Paralela a la medicina ortodoxa, siempre han existido los métodos tradicionales, por ejemplo la acupuntura, la herbolaria, la homeopatia, entre otras. En los 70 nació el término medicina alternativa o medicina complementaria para llamar a esos métodos. Por muchos años se pensó que ambas corrientes no podían ser combinadas y que más bien eran tan opuestas que no había forma de trabajar con ellas juntas. Estuvieron muy peleadas por mucho tiempo.

El aumento de las enfermedades crónico degenerativas, llevó a muchos pacientes a buscar otras opciones de tratamiento. El tratamiento de la medicina convencional está basado en dar fármacos, todos ellos tienen efectos adversos. Además hay muchas enfermedades a las que se les llaman „incurables y solo controlables“. Cada vez más personas han dejado de conformarse con la opinión médica: „Ésto no tiene cura, solo se controla, tome sus pastillas para toda la vida. Siga con su vida como siempre.“ Han escuchado a algún médico decir eso a ustedes o a algún familiar? Estoy segura que sí. Eso es los que nos enseñan en la escuela de medicina.

El uso de las terapias complementarias fue creciendo a lo largo de los años. El interés de tantas personas en USA llevó a que en los años 90´s, el Congreso estableciera una oficina para medicina alternativa „Office of Alternative Medicine” dentro de los Institutos de Salud “National Institutes of Health”. La demanda por estas terapias complementarias, dió lugar en 1998 a la creación del „National Center for Complementary and Integrative Health (NCCIH)“ es decir al „Centro Nacional de Salud Complementaria y Alternativa“ en Estados Unidos. Esto promovió y ayudó a que creciera la investigación en ésta área.

Por fortuna, con el paso del tiempo ha crecido la evidencia científica de que éstas terapias son efectivas y apoyan el tratamiento de los pacientes.

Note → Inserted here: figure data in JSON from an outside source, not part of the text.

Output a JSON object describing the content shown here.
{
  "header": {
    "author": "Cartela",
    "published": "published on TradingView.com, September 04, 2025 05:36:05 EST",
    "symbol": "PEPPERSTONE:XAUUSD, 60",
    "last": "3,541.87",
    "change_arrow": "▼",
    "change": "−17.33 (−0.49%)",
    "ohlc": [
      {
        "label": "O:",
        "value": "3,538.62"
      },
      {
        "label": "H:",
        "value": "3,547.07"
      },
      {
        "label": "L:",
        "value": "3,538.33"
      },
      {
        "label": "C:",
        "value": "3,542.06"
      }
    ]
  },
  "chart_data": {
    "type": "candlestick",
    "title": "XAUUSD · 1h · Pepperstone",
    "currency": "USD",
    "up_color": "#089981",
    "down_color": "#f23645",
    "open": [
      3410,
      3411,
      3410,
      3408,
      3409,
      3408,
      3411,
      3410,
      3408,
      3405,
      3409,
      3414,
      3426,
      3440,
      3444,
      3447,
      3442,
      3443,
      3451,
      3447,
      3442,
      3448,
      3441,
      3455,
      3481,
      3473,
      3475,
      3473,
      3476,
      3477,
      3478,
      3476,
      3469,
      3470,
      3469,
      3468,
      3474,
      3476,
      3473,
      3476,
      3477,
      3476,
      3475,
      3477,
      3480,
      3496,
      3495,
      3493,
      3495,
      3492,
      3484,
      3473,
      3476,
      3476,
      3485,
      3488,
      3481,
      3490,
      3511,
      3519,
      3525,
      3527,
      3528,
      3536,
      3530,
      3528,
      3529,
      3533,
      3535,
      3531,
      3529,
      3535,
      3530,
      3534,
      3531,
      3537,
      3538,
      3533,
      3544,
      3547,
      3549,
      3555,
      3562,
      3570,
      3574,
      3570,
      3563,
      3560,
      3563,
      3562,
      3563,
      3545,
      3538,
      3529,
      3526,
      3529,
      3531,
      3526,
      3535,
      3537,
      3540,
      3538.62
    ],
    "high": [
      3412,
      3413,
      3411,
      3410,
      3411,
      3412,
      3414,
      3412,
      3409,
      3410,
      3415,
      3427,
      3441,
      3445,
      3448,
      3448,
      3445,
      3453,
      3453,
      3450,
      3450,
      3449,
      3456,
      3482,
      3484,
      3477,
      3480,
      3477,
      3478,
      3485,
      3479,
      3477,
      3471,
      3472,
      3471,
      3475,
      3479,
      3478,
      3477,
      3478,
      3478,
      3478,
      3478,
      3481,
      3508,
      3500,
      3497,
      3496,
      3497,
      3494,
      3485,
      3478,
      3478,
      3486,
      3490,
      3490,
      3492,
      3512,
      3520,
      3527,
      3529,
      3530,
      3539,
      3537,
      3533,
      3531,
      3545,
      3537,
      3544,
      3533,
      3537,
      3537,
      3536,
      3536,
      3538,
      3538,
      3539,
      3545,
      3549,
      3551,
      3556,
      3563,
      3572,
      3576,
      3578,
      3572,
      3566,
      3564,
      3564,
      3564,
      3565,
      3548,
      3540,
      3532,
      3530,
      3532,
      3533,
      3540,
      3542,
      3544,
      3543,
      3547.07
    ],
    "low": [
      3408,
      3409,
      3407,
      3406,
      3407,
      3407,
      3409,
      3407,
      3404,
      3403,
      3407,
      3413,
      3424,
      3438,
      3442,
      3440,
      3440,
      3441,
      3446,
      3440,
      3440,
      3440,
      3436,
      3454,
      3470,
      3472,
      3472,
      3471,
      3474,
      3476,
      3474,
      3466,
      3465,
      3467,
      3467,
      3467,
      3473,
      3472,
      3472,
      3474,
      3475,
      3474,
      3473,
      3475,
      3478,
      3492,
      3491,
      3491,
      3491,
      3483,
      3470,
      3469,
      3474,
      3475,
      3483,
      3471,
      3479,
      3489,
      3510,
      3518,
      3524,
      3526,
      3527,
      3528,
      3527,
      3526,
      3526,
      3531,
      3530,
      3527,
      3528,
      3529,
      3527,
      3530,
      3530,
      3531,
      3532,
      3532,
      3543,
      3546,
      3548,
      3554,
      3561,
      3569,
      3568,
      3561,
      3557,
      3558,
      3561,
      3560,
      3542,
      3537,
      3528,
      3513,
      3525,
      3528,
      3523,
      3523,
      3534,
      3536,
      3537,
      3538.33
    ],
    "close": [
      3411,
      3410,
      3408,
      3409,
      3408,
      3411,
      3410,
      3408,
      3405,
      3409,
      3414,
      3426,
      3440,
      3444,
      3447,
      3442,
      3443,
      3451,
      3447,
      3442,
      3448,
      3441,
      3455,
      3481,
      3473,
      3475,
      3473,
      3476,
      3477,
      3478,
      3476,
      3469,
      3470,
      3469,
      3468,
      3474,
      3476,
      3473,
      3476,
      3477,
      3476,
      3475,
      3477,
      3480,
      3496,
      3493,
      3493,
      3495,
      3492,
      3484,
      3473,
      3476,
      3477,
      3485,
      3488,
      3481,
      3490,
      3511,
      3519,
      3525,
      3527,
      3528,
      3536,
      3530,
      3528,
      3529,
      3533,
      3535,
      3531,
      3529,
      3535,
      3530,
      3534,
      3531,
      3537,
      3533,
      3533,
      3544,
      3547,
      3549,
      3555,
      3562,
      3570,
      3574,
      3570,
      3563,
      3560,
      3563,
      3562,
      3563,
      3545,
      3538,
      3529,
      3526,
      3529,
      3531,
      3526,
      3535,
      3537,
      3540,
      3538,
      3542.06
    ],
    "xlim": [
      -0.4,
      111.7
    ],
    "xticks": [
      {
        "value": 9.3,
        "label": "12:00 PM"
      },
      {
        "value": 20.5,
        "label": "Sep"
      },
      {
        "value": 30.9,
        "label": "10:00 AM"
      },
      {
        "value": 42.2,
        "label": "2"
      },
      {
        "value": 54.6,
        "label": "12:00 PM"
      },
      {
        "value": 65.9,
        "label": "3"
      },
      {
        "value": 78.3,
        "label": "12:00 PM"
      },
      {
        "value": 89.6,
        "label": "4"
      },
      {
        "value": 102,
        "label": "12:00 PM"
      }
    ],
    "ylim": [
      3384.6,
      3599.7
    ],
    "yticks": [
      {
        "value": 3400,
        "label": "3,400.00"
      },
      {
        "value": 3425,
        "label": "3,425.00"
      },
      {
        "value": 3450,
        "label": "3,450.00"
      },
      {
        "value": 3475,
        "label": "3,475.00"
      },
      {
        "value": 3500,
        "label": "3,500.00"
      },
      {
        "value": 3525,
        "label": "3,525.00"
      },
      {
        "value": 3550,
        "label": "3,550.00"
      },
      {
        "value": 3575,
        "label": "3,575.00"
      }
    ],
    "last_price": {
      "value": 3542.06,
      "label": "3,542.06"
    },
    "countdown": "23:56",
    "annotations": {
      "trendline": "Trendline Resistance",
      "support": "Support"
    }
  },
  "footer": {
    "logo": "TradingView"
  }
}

Nos dimos cuenta de que no había que excluir una de la otra, sino más bien unirlas para sacar lo mejor de cada rama. Por eso surgió el concepto de medicina integrativa.

Uno de los libros mas utilizados por los médicos para el diagnóstico y tratamiento de las enfermedades, es el „Current, Diagnosis & Treatment“. (Current, diagnostico y tratamiento). Me dió mucho gusto ver que en la edición del 2017 apareció la deficinición de medicina integrativa:
„La medicina integrativa es la integración de las terapias complementarias y la medicina convencional, pero es mucho más que eso. La medicina integrativa es una medicina basada en evidencia y está enfocada en el paciente en sí. La mayoría de sus principios y fundamentos también son compartidos por la medicina convencional. Su manejo es holístico, es decir que ve al paciente o individuo como un todo, con su mente, cuerpo y espíritu. Hace énfasis en llevar una vida saludable a través del ejercicio, nutrición, sueño, actitud mental y manejo del estrés. Tiene como objetivo prevenir las enfermedades. Reconoce que el cuerpo tiene la poderosa capacidad innata de sanarse, por lo que su objetivo es remover los obstáculos que impiden la curación.“

Ver esa descripción tan acertada de la medicina integrativa en un libro tan reconocido entre la comunidad médica, es un gran paso. Es un reflejo de la evolución que está sucediendo en la forma de tratar a los pacientes. Hay que sacar lo mejor de cada ciencia. De nada sirve querer separarlas o ver cual es mejor que otra. Lo mejor es unirlas para sacar el mayor potencial.